It could be non specific amplification or contamination. If it is contamination it comes from template DNA, because in a 5 probe you got correct size. First at all check it, also I will recommend you to increase the melting temperature. If not works you should design new primer set. Good luck !!!
There is genomic DNA contamination in your cDNA. The Gabra1 primers are on exon 9-10 and there is a 1617pb long intron in between. By designing new primers you may easily overcome this problem.
For Gabra5 you have other problems. The forward primer sequence only partially fit to the target (TGGAAGCAGC) and the reverse primer does not fit at all.

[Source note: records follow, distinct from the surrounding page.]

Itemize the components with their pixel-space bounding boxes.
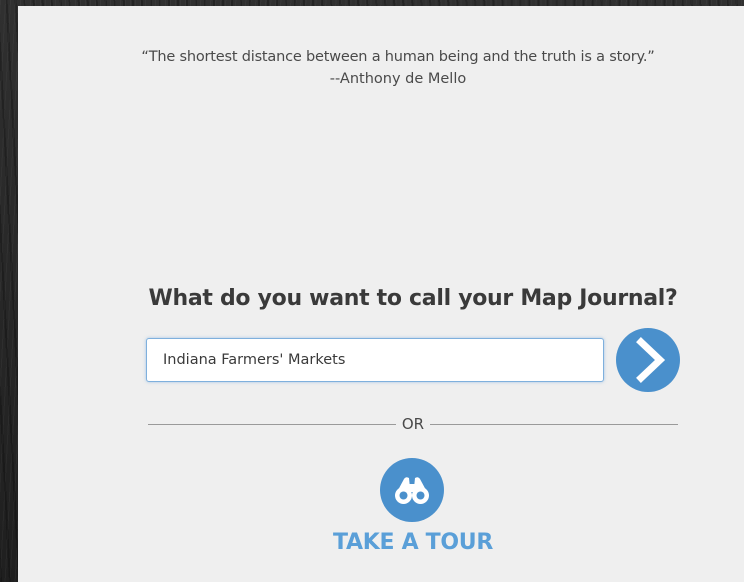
divider-line-right: [430, 424, 678, 425]
submit-title-button[interactable]: [616, 328, 680, 392]
take-a-tour-button[interactable]: [380, 458, 444, 522]
title-prompt: What do you want to call your Map Journa…: [148, 286, 678, 311]
chevron-right-icon: [636, 337, 666, 383]
quote-author: --Anthony de Mello: [329, 71, 467, 87]
quote-text: “The shortest distance between a human b…: [141, 49, 655, 65]
binoculars-icon: [395, 477, 429, 504]
or-divider-label: OR: [401, 415, 425, 433]
builder-panel: “The shortest distance between a human b…: [18, 6, 744, 582]
take-a-tour-link[interactable]: TAKE A TOUR: [318, 530, 508, 555]
divider-line-left: [148, 424, 396, 425]
journal-title-input[interactable]: [146, 338, 604, 382]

I think that your big band is due to genomic DNA contamination. To avoid getting this band you should treat your extracted RNA with DNase to remove genomic contaminations (there are several ways of doing this, check commercial kits and ask if you need help)
Regarding the problem of alpha5 suggested by Mr Ayata you can sequence the PCR product to check if that is your desired product.
Also from your picture looks like you could improve PCR conditions by trying a gradient PCR.
Hi Chaitu. This is the gel you submitted for your MSc project in my lab over two years ago?
At the time we discussed (and others have correctly pointed out) that there was gDNA contamination in your reaction, which likely accounted for the large amplicon in your alpha 1 PCR. The alpha 5 primers are 100% specific to the target transcript (accession NM_017295), a simple BLAST search will show you that - remember the reverse primer is the reverse complement sequence (although orientation will not matter in a BLAST analysis). If you remember correctly, the alpha 5 subunit gene is not well expressed in that region of the brain, so weak amplification was expected - plus this PCR was only completed by yourself once or twice with no optimisation - due to time constraints in your project.